Quasi-periodic state and transition to turbulence in a rotating Couette system

Abstract

An experimental study of flow transition in a rotating Taylor–Couette system was made by investigating the spatio–temporal velocity field (axial velocity component) by the ultrasonic Doppler method. The flow fields for the range of Reynolds numbers 9<R*<40 (where R*=R/Rc; Rc is the critical Reynolds number for Taylor vortex flow) were decomposed by two-dimensional Fourier transform and the orthogonal decomposition technique, and intensities of coherent structural modes were quantitatively obtained.
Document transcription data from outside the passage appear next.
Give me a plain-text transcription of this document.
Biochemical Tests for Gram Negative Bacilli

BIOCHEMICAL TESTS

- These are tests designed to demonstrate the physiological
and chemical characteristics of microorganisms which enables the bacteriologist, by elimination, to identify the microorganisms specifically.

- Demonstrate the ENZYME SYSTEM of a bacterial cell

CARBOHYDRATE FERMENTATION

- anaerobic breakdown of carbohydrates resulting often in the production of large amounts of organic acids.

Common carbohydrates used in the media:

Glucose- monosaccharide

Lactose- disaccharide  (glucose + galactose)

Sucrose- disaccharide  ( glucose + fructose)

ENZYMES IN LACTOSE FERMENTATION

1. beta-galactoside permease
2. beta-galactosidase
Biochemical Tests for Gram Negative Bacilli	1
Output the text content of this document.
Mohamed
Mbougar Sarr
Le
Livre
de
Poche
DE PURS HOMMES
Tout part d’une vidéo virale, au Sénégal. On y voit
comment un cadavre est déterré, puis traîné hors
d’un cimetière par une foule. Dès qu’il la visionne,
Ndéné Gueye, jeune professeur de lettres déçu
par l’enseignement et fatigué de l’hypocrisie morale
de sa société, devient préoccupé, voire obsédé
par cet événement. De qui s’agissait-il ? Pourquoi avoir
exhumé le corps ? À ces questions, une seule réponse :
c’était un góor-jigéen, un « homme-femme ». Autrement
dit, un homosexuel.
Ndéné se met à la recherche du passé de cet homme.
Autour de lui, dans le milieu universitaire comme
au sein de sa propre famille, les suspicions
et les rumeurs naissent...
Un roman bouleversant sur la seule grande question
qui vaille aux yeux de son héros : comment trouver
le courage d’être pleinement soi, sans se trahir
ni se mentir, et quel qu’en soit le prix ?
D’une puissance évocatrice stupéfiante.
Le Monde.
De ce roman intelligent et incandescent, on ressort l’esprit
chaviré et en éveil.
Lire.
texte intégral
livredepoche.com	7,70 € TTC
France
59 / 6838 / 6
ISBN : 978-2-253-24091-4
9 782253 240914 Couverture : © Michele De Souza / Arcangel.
The variation of the intensities of various modes with respect to Reynolds number clearly shows a transition behaviour of the quasi-periodic state resulting from the wavy vortex mode and the modulating waves, which is found to disappear suddenly at about R*=21. A new mode was found after the disappearance of the quasi-periodic state, which in turn disappears at R*=36. Beyond this regime, there was no coherent structure found except for the stationary Taylor vortices and so-called broad-band component, which is attributed to chaos. The total energy occupation (the number of modes which occupy 90% of the total energy) and the global entropy support such transition behaviour quantitatively. After the disappearance of the newly found mode, the number of modes needed to compose the velocity field is still finite and small – about 40–50. We call this flow state ‘soft turbulence’.